E qui resterò

E qui resterò

Un mio racconto di amori, critica letteraria e Negroni.

«Abbiamo cominciato con i gin tonic (due ciascuno), per poi passare a una quantità pazzesca di vino rosso di non eccelsa qualità. Io ho cercato di fare del mio meglio per tenere il passo di Burgess, che, alle cinque, aveva preso a bere un brandy doppio dopo l’altro come se si trattasse di una gara: tre sorsate, sollevava il bicchiere e ne ordinava un altro. Alle sei ha chiesto un gin tonic. Che ha posto fine alla seduta, sebbene per qualche istante io abbia avuto l’impressione che stessimo per ricominciare, o meglio rivivere, tutto daccapo».

I saggi e gli articoli letterari di Martin Amis sono pieni di osservazioni del genere: non c’è quasi scrittore che vada a intervistare con cui non divida uno, due, tre, infiniti bicchieri. Soprattutto con quelli, come Burgess e Ballard («arrivai a casa di Ballard alle undici del mattino e mi accolse al grido di: “Whisky! Gin! Vodka!”»), che frequentava fin da ragazzo in quanto amici del padre Kingsley.

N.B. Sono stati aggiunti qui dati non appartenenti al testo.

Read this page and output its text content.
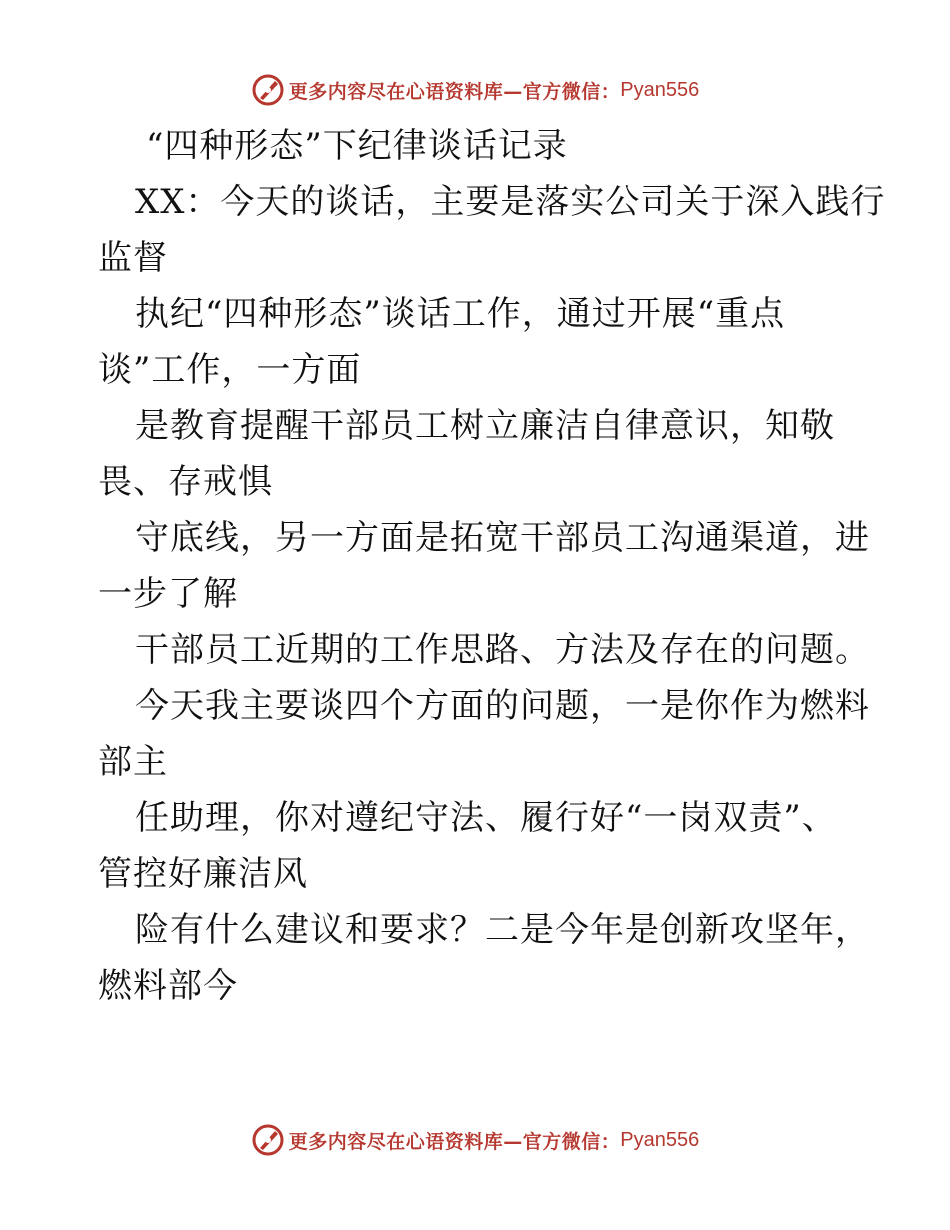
更多内容尽在心语资料库—官方微信： Pyan556
“四种形态”下纪律谈话记录
XX：今天的谈话，主要是落实公司关于深入践行
监督
执纪“四种形态”谈话工作，通过开展“重点
谈”工作，一方面
是教育提醒干部员工树立廉洁自律意识，知敬
畏、存戒惧
守底线，另一方面是拓宽干部员工沟通渠道，进
一步了解
干部员工近期的工作思路、方法及存在的问题。
今天我主要谈四个方面的问题，一是你作为燃料
部主
任助理，你对遵纪守法、履行好“一岗双责”、
管控好廉洁风
险有什么建议和要求？二是今年是创新攻坚年，
燃料部今
更多内容尽在心语资料库—官方微信： Pyan556
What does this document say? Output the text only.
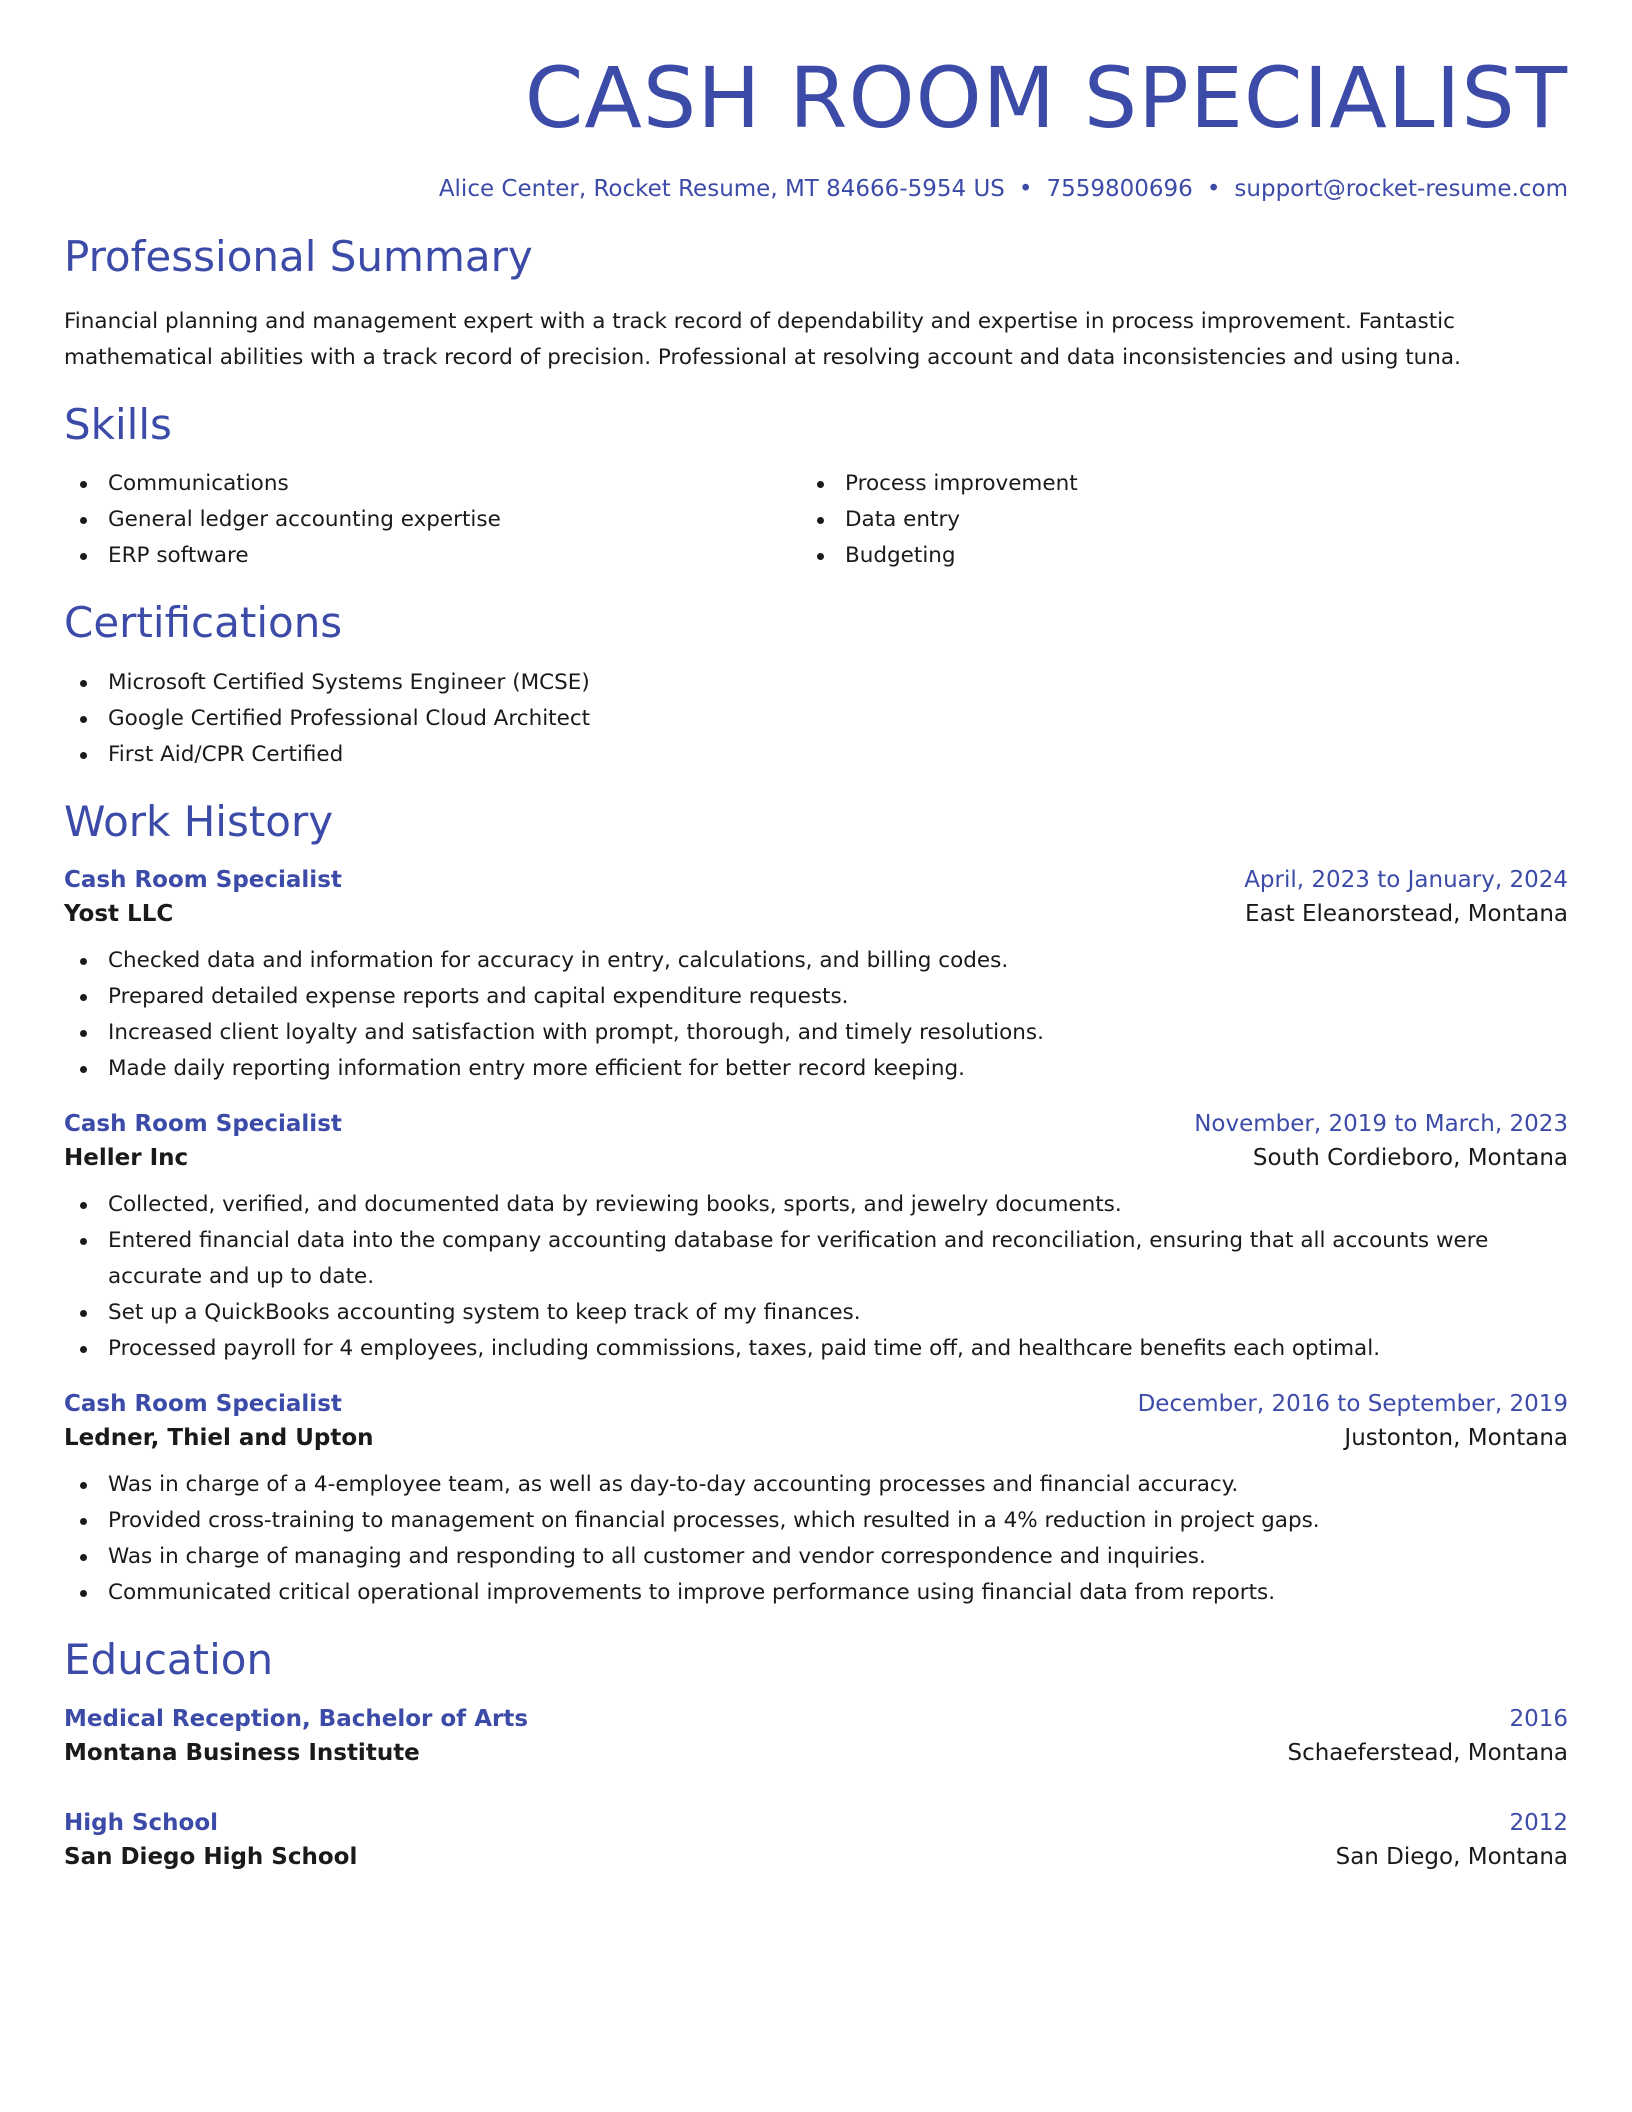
CASH ROOM SPECIALIST
Alice Center, Rocket Resume, MT 84666-5954 US • 7559800696 • support@rocket-resume.com
Professional Summary

Financial planning and management expert with a track record of dependability and expertise in process improvement. Fantastic mathematical abilities with a track record of precision. Professional at resolving account and data inconsistencies and using tuna.

Skills
Communications
General ledger accounting expertise
ERP software
Process improvement
Data entry
Budgeting
Certifications
Microsoft Certified Systems Engineer (MCSE)
Google Certified Professional Cloud Architect
First Aid/CPR Certified
Work History
Cash Room Specialist	April, 2023 to January, 2024
Yost LLC	East Eleanorstead, Montana
Checked data and information for accuracy in entry, calculations, and billing codes.
Prepared detailed expense reports and capital expenditure requests.
Increased client loyalty and satisfaction with prompt, thorough, and timely resolutions.
Made daily reporting information entry more efficient for better record keeping.
Cash Room Specialist	November, 2019 to March, 2023
Heller Inc	South Cordieboro, Montana
Collected, verified, and documented data by reviewing books, sports, and jewelry documents.
Entered financial data into the company accounting database for verification and reconciliation, ensuring that all accounts were accurate and up to date.
Set up a QuickBooks accounting system to keep track of my finances.
Processed payroll for 4 employees, including commissions, taxes, paid time off, and healthcare benefits each optimal.
Cash Room Specialist	December, 2016 to September, 2019
Ledner, Thiel and Upton	Justonton, Montana
Was in charge of a 4-employee team, as well as day-to-day accounting processes and financial accuracy.
Provided cross-training to management on financial processes, which resulted in a 4% reduction in project gaps.
Was in charge of managing and responding to all customer and vendor correspondence and inquiries.
Communicated critical operational improvements to improve performance using financial data from reports.
Education
Medical Reception, Bachelor of Arts	2016
Montana Business Institute	Schaeferstead, Montana
High School	2012
San Diego High School	San Diego, Montana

All’epoca non esistevano traduzioni italiane dei saggi di Amis: era René che ci passava le fotocopie degli originali inglesi, seduti al tavolo mentre bevevamo Negroni, l’altra scoperta a cui ci aveva introdotti. «La mia vita privata era alquanto bohémien, hippy ed edonistica. Diciamo pure tranquillamente debosciata. Ma in fatto di critica letteraria avevo principî morali ferrei. Non facevo che leggere libri di critica: mi portavo dietro i miei Edmund Wilson e William Empson praticamente ovunque: nella vasca da bagno, in metropolitana. Prendevo questa faccenda molto sul serio». La nostra vita non era particolarmente bohémien, hippy ed edonistica – tutt’altro, forse solo un po’ debosciata, almeno a giudicare da tutto quello che bevevamo: un Negroni dopo l’altro «come se si trattasse di una gara» – ma ci piaceva crederlo. Quello che ci seduceva, quello che fregava quel gruppo di ventenni studenti di Lettere, credo, era l’idea che la critica fosse qualcosa da prendere sul serio, una questione di vita o di morte, e non quello che il resto del mondo, già alla fine degli anni Novanta, considerava poco più che antiquariato.